Let us try with the genenetwork2 package.
$ guix shell --container --network genenetwork2 coreutils [env]$ ls "${GUIX_ENVIRONMENT}/etc" bash_completion.d jupyter ld.so.cache profile
This does not seem to have the certificates in place either, so let's add nss-certs
$ guix shell --container --network genenetwork2 coreutils nss-certs [env]$ ls "${GUIX_ENVIRONMENT}/etc" bash_completion.d jupyter ld.so.cache profile ssl [env]$ python3 test.py Traceback (most recent call last): File "/tmp/test.py", line 3, in <module> resp = requests.get("https://github.com") File "/gnu/store/qigjz4i0dckbsjbd2has0md2dxwsa7ry-profile/lib/python3.10/site-packages/requests/api.py", line 73, in get return request("get", url, params=params, **kwargs) File "/gnu/store/qigjz4i0dckbsjbd2has0md2dxwsa7ry-profile/lib/python3.10/site-packages/requests/api.py", line 59, in request return session.request(method=method, url=url, **kwargs) File "/gnu/store/qigjz4i0dckbsjbd2has0md2dxwsa7ry-profile/lib/python3.10/site-packages/requests/sessions.py", line 587, in request resp = self.send(prep, **send_kwargs) File "/gnu/store/qigjz4i0dckbsjbd2has0md2dxwsa7ry-profile/lib/python3.10/site-packages/requests/sessions.py", line 701, in send r = adapter.send(request, **kwargs) File "/gnu/store/qigjz4i0dckbsjbd2has0md2dxwsa7ry-profile/lib/python3.10/site-packages/requests/adapters.py", line 460, in send self.cert_verify(conn, request.url, verify, cert) File "/gnu/store/qigjz4i0dckbsjbd2has0md2dxwsa7ry-profile/lib/python3.10/site-packages/requests/adapters.py", line 263, in cert_verify raise OSError( OSError: Could not find a suitable TLS CA certificate bundle, invalid path: /etc/ssl/certs/ca-certificates.crt
We get the expected certificates error! This is good. Now define the envvar and try again.

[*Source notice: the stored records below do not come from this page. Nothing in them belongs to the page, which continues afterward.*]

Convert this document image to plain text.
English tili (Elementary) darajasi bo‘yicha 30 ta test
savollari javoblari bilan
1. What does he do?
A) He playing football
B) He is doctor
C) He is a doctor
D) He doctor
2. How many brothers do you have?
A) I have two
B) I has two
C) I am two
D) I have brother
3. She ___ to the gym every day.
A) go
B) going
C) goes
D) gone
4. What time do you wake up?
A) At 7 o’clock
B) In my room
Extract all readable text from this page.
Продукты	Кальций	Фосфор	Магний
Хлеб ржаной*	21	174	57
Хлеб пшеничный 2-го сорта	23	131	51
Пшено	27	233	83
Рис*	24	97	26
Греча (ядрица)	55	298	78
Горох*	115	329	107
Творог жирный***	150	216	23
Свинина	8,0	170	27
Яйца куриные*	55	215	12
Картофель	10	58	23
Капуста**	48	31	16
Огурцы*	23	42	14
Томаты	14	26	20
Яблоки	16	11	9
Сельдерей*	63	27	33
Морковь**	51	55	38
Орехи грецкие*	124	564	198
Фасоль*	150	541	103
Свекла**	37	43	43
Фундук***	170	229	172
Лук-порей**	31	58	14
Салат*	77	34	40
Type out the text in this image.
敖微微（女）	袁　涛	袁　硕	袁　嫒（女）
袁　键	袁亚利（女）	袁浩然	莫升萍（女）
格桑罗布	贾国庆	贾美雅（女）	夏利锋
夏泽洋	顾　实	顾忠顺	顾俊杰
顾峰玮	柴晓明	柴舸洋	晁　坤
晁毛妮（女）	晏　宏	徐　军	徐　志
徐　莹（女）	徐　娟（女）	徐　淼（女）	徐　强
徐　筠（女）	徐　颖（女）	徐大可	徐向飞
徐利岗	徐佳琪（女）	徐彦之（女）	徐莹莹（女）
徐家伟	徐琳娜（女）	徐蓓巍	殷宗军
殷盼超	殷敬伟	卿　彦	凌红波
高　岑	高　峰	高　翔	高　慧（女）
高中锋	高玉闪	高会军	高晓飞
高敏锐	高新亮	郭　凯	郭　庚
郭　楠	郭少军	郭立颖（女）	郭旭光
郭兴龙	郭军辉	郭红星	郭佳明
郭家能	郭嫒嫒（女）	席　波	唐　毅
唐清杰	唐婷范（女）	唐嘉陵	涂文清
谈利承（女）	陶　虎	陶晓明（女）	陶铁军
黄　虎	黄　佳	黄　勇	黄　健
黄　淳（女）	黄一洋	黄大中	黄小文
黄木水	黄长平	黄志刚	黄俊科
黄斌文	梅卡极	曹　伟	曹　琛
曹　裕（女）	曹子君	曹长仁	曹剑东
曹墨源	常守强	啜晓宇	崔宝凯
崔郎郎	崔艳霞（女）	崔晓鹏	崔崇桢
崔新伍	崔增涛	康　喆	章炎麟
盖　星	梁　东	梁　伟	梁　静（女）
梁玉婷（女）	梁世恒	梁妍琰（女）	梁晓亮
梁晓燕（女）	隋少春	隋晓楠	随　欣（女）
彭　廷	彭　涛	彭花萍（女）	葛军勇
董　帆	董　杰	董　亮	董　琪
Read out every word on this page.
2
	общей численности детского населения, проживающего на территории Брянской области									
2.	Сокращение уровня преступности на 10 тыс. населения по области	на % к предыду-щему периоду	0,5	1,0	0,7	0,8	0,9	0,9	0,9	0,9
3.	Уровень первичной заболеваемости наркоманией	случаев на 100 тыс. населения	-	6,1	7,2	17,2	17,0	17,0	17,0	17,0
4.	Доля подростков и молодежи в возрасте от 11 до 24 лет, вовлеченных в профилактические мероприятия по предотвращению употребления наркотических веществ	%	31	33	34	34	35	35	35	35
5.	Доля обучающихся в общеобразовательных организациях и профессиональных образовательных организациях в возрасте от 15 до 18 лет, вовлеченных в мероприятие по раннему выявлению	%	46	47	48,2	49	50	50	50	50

[env]$ export REQUESTS_CA_BUNDLE="${GUIX_ENVIRONMENT}/etc/ssl/certs/ca-certificates.crt" [env]$ python3 test.py <Response [200]>
Success!!!
Adding nss-certs and setting the `REQUESTS_CA_BUNDLE` fixes things. We'll need to do the same for the container, for both the genenetwork2 and genenetwork3 packages (and any other packages that use requests library).

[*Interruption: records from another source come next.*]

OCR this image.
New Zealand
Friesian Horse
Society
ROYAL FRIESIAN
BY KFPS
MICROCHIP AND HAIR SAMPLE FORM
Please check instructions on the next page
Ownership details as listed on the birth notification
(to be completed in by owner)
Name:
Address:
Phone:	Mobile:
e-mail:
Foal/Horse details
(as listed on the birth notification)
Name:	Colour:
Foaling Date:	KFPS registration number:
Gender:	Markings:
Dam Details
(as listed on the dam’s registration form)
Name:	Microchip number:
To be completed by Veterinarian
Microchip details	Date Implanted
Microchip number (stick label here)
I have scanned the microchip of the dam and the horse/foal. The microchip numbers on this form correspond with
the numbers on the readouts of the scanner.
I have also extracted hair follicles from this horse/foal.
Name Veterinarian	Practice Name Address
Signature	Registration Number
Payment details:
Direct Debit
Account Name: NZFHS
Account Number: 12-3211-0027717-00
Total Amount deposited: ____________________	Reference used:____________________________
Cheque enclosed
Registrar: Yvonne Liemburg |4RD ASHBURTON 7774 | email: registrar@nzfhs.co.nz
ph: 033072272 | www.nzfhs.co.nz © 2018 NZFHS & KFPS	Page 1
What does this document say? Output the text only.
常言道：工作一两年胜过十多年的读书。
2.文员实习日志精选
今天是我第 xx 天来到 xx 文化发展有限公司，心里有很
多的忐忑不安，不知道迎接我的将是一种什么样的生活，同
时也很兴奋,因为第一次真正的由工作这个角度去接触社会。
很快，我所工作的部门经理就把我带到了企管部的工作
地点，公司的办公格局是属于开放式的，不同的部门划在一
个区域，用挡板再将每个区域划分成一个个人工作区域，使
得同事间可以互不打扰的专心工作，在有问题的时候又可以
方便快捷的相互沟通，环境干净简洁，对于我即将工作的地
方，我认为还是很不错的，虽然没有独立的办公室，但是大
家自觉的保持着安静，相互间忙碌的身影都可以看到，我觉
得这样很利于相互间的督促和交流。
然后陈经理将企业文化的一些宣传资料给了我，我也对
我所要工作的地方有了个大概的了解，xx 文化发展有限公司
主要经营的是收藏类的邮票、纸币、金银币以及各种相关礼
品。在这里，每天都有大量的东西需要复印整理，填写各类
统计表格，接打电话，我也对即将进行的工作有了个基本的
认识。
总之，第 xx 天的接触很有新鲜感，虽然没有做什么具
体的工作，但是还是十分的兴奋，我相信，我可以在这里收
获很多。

The two commits above add nss-certs package to all the flask apps, which make use of the python-requests library, which requires a valid CA certificates bundle in each application's environment.
The commit above defines the "REQUESTS_CA_BUNDLE" environment variable for all the flask applications that make use of python's requests library.